Alors que la CJUE (13 novembre 2018, aff. C-310/17) vient de juger que la saveur d’un produit alimentaire ne peut être qualifiée d’« œuvre » et ne peut donc pas bénéficier d’une protection par le droit d’auteur, le jugement commenté du Tribunal de grande instance de Paris propose des alternatives pour protéger les créations culinaires.

En effet, la représentation d’une création culinaire peut bénéficier de la protection au titre des dessins et modèles tout comme la dénomination de cette création peut être protégée à titre de marque. La difficulté en cas de contrefaçon sera la mise en œuvre de ces droits.

Dans cette affaire, un grand chef, créateur d’une nouvelle forme de tarte aux pommes dont la caractéristique tient au positionnement des pommes en forme de boutons de rose, appelée « Bouquet de Roses », avait choisi de protéger sa création, par le dépôt en 2008 de deux modèles reproduisant des photographies de la tarte, et d’une marque verbale « Tarte Bouquet de Roses » pour désigner notamment des gâteaux et pâtisseries.
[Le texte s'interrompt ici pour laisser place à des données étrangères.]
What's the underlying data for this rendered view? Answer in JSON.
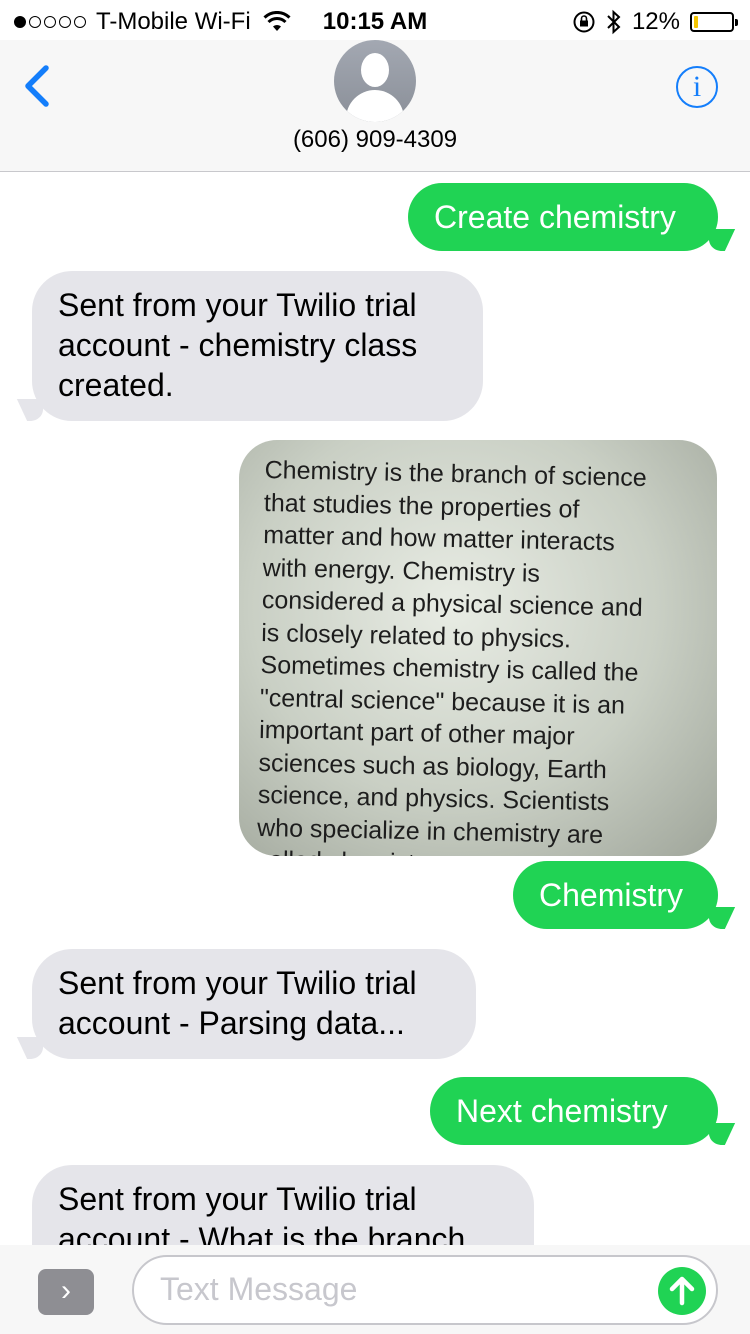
{
  "status_bar": {
    "carrier": "T-Mobile Wi-Fi",
    "time": "10:15 AM",
    "battery_percent": "12%",
    "battery_level": 0.12,
    "signal_bars_filled": 1,
    "signal_bars_total": 5,
    "icons": [
      "wifi-icon",
      "rotation-lock-icon",
      "bluetooth-icon",
      "battery-icon"
    ]
  },
  "header": {
    "contact": "(606) 909-4309",
    "back_icon": "chevron-left-icon",
    "info_label": "i"
  },
  "messages": [
    {
      "direction": "out",
      "text": "Create chemistry"
    },
    {
      "direction": "in",
      "text": "Sent from your Twilio trial account - chemistry class created."
    },
    {
      "direction": "out",
      "type": "image",
      "text": "Chemistry is the branch of science that studies the properties of matter and how matter interacts with energy. Chemistry is considered a physical science and is closely related to physics. Sometimes chemistry is called the \"central science\" because it is an important part of other major sciences such as biology, Earth science, and physics. Scientists who specialize in chemistry are called chemists."
    },
    {
      "direction": "out",
      "text": "Chemistry"
    },
    {
      "direction": "in",
      "text": "Sent from your Twilio trial account - Parsing data..."
    },
    {
      "direction": "out",
      "text": "Next chemistry"
    },
    {
      "direction": "in",
      "text": "Sent from your Twilio trial account - What is the branch"
    }
  ],
  "photo_lines": [
    "Chemistry is the branch of science",
    "that studies the properties of",
    "matter and how matter interacts",
    "with energy. Chemistry is",
    "considered a physical science and",
    "is closely related to physics.",
    "Sometimes chemistry is called the",
    "\"central science\" because it is an",
    "important part of other major",
    "sciences such as biology, Earth",
    "science, and physics. Scientists",
    "who specialize in chemistry are",
    "called chemists."
  ],
  "input": {
    "placeholder": "Text Message",
    "value": "",
    "app_button_glyph": "›"
  },
  "colors": {
    "outgoing_bubble": "#20d354",
    "incoming_bubble": "#e5e5ea",
    "accent": "#147efb"
  }
}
Constatant qu’un grand distributeur avait reproduit sur la page de couverture de son magazine (également diffusé en ligne) une tarte aux pommes avec des lamelles de pommes disposées de manière à former des boutons de roses, accompagné de la mention « Tarte aux pommes bouquet de roses », le chef l’a assigné en contrefaçon de modèles et de marque ainsi que pour actes de parasitisme.

En défense, le distributeur a contesté la validité des modèles déposés en 2008 en invoquant l’absence de nouveauté et de caractère propre de ceux-ci ainsi que toute contrefaçon de ces derniers ou de la marque verbale « Tarte Bouquet de Roses ».

Le Tribunal retient la validité des modèles déposés consistant dans des photographies de la tarte avant et après la cuisson et dont les caractéristiques formelles visuelles sont le positionnement des pommes en forme de boutons de rose obtenues à partir de lamelles finement découpées. A l’argument relatif à l’absence de nouveauté en raison d’une publication antérieure aux Etats-Unis, le Tribunal oppose qu’il est peu probable que le chef, dans son secteur d’activité, ait eu connaissance avant le dépôt de ses modèles, des recettes publiées par une américaine en 2005, connue à l’époque pour sa fortune et ses conseils en matière de bon goût.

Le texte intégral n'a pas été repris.